Based on your example, I think this is the process:
Separate comma separated values in the string into rows
If the data does not contain a dash, then it's finished (it's a standalone value)
If it does contain a dash, parse the left and right sides of the dash
Given the left and right sides (the range) determine all the values between them into rows
I would create a temp table to populate the parsing results into which needs two columns:
SourceRowID INT, ContainedValue INT
and another to use for intermediate processing:
SourceRowID INT, ContainedValues VARCHAR
Parse your comma-separated values into their own rows using a CTE like this Step 1 is now a well-defined and understood problem to solve:
Turning a Comma Separated string into individual rows
So your result from the source
'1-2,5'
will be:
'1-2'
'5'
From there, SELECT from that processing table where the field does not contain a dash.
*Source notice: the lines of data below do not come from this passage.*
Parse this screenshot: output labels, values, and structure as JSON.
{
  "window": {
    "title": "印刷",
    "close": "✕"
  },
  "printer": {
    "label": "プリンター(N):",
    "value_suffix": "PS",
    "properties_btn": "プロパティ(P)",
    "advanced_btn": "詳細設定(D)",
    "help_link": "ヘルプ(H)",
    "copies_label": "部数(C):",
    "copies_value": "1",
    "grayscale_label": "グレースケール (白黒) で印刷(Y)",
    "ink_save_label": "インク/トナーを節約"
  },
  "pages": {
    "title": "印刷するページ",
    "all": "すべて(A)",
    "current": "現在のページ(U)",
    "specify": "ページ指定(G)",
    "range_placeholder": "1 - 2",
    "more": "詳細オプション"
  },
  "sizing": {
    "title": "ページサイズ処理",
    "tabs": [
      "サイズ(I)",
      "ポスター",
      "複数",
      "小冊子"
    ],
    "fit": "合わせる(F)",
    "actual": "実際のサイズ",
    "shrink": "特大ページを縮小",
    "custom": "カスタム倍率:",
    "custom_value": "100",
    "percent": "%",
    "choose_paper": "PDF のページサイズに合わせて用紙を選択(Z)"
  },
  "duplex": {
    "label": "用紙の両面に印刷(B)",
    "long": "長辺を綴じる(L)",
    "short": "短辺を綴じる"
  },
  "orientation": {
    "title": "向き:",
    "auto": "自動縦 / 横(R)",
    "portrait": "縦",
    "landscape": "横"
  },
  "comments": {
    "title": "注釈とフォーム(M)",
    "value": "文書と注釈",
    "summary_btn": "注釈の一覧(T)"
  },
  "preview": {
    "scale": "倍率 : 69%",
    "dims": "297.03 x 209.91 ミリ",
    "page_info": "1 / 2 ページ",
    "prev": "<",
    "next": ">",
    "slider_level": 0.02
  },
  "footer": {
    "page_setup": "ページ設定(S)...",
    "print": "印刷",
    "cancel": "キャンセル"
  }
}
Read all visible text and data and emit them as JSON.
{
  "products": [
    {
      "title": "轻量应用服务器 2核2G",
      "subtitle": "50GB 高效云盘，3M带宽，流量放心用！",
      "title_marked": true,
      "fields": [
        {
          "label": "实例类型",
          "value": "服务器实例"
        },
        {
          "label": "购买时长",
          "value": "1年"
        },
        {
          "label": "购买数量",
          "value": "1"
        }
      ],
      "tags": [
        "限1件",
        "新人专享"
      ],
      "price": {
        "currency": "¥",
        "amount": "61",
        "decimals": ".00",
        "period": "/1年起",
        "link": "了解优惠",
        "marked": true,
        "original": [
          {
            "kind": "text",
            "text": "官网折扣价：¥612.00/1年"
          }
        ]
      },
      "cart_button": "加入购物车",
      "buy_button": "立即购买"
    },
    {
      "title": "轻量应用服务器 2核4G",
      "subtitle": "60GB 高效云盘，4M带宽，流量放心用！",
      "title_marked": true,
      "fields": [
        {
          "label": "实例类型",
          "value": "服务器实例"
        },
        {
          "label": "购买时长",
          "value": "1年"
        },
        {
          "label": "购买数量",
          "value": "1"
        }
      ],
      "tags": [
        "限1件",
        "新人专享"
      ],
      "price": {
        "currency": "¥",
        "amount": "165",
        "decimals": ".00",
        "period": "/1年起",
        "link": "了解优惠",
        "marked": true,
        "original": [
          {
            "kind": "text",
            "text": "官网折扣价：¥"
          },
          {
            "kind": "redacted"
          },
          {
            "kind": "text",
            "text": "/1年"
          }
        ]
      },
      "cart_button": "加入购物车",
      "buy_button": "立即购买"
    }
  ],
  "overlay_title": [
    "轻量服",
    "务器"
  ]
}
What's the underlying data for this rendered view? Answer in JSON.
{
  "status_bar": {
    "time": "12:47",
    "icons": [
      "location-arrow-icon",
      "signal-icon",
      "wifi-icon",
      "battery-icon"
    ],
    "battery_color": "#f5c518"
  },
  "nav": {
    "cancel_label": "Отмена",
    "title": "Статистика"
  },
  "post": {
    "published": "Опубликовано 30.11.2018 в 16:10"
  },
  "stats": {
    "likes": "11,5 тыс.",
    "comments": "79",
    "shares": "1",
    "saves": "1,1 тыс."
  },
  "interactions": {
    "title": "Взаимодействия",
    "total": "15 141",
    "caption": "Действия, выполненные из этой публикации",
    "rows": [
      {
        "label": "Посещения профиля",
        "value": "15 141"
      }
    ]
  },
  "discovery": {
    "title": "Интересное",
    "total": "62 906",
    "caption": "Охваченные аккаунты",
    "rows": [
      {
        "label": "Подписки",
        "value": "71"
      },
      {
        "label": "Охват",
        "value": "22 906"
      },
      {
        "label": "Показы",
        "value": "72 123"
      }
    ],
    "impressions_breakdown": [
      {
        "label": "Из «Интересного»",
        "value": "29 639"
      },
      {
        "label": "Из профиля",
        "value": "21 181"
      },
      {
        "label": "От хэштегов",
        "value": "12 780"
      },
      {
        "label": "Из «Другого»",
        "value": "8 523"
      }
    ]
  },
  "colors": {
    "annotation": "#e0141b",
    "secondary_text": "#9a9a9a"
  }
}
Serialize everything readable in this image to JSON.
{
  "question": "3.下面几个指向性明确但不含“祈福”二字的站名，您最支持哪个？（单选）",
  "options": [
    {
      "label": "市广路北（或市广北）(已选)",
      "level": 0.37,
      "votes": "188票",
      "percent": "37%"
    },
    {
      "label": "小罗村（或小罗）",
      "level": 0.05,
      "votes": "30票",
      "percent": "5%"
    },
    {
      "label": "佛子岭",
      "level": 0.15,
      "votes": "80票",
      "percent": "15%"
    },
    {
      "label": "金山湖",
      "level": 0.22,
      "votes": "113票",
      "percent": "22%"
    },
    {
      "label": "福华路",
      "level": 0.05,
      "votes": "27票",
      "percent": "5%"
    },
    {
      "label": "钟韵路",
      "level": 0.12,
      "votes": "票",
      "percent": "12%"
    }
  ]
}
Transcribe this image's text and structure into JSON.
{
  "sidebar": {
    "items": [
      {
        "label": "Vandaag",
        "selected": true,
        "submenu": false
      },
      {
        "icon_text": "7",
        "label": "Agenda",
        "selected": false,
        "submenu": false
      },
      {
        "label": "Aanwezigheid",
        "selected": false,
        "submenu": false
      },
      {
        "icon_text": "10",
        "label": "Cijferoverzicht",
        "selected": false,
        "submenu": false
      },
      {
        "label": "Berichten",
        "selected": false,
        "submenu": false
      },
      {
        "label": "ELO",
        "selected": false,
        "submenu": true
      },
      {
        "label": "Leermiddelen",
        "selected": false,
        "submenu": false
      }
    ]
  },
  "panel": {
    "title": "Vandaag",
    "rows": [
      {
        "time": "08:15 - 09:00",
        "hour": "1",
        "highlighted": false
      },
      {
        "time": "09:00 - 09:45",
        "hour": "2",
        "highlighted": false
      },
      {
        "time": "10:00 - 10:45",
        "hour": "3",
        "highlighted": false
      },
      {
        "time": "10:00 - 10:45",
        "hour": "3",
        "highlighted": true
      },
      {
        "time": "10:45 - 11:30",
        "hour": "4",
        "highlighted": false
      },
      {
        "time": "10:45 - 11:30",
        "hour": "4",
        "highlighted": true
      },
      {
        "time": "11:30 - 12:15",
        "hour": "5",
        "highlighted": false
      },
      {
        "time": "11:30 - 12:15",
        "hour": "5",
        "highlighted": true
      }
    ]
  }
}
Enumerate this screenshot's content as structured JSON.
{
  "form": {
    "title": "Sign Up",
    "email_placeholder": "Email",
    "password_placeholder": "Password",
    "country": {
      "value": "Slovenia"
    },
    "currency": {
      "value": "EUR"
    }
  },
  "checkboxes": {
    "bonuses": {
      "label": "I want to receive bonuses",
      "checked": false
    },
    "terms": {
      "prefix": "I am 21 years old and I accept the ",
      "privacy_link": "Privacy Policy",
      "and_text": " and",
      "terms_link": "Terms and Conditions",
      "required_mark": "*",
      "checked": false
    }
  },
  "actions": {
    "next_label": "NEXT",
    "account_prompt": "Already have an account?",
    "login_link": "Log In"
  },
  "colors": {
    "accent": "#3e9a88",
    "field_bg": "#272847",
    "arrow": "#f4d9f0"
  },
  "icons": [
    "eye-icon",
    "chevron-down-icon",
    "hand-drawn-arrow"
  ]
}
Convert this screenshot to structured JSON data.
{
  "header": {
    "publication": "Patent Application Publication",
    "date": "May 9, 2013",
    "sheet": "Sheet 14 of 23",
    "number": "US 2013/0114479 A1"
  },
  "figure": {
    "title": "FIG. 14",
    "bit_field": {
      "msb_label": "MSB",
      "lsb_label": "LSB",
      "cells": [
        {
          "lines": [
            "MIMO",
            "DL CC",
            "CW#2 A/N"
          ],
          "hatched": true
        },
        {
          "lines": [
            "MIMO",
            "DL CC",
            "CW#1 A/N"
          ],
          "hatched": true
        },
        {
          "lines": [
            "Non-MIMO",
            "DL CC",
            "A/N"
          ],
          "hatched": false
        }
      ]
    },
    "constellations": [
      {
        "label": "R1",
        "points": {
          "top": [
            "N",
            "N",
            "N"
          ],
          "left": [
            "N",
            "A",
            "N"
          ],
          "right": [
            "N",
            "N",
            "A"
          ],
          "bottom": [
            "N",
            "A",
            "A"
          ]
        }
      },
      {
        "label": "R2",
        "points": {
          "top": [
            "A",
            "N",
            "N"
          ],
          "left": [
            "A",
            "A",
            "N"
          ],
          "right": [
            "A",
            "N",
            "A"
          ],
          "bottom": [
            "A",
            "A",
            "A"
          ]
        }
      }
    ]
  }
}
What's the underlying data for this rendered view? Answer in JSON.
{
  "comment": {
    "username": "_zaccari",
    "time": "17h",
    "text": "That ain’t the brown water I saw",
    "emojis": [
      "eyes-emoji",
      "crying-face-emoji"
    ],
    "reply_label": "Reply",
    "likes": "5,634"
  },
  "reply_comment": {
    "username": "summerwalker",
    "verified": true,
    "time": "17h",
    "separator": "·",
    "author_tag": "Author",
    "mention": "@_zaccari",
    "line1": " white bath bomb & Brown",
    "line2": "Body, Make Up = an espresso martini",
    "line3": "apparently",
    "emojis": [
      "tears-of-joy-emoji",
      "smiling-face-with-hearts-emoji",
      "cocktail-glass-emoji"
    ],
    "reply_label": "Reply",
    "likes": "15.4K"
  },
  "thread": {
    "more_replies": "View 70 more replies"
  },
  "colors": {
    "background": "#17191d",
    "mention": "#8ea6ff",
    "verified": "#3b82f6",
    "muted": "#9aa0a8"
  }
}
Step 2 is now a well-defined and understood problem to solve These are standalone numbers and can go straight into the results temp table. The results table should also get the ID reference to the original row.
Next would be to parse the values to the left and right of the dash using CHARINDEX to locate it, then the appropriate LEFT and RIGHT functions as needed. This will give you the starting and ending value.
Here is a relevant question for accomplishing this step 3 is now a well-defined and understood problem to solve:
T-SQL substring - separating first and last name
Now you have separated the starting and ending values. Use another function which can explode this range. Step 4 is now a well-defined and understood problem to solve:
SQL: create sequential list of numbers from various starting points
SELECT all N between #min and #max
What is the best way to create and populate a numbers table?
and, also, insert it into the temp table.
Now what you should have is a temp table with every value in the exploded range.
Simply JOIN that to the other table on the values now, then to your source table on the ID reference and you're there.
My suggestion is to add one more field and many more records to your ranges table. Specifically, the primary key would be the integer and the other field would be the range. Records would look like this:
number range
1 1-2,5
2 1-2,5
3 na
4 na
5 1-2,5
etc
Having said that, this is still rather limiting because a number can only have one range. If you want to be thorough, set up a many to many relationship between numbers and ranges.
As far as I can tell you best option is something like below:
Create a table value function that accepts your ranges an converts them to a collection of ints. So 1-3,5 would return:
1
2
3
5
Then use these results to join to other tables. I don't have an exact function to do this at hand, but this one seems like an excellent start.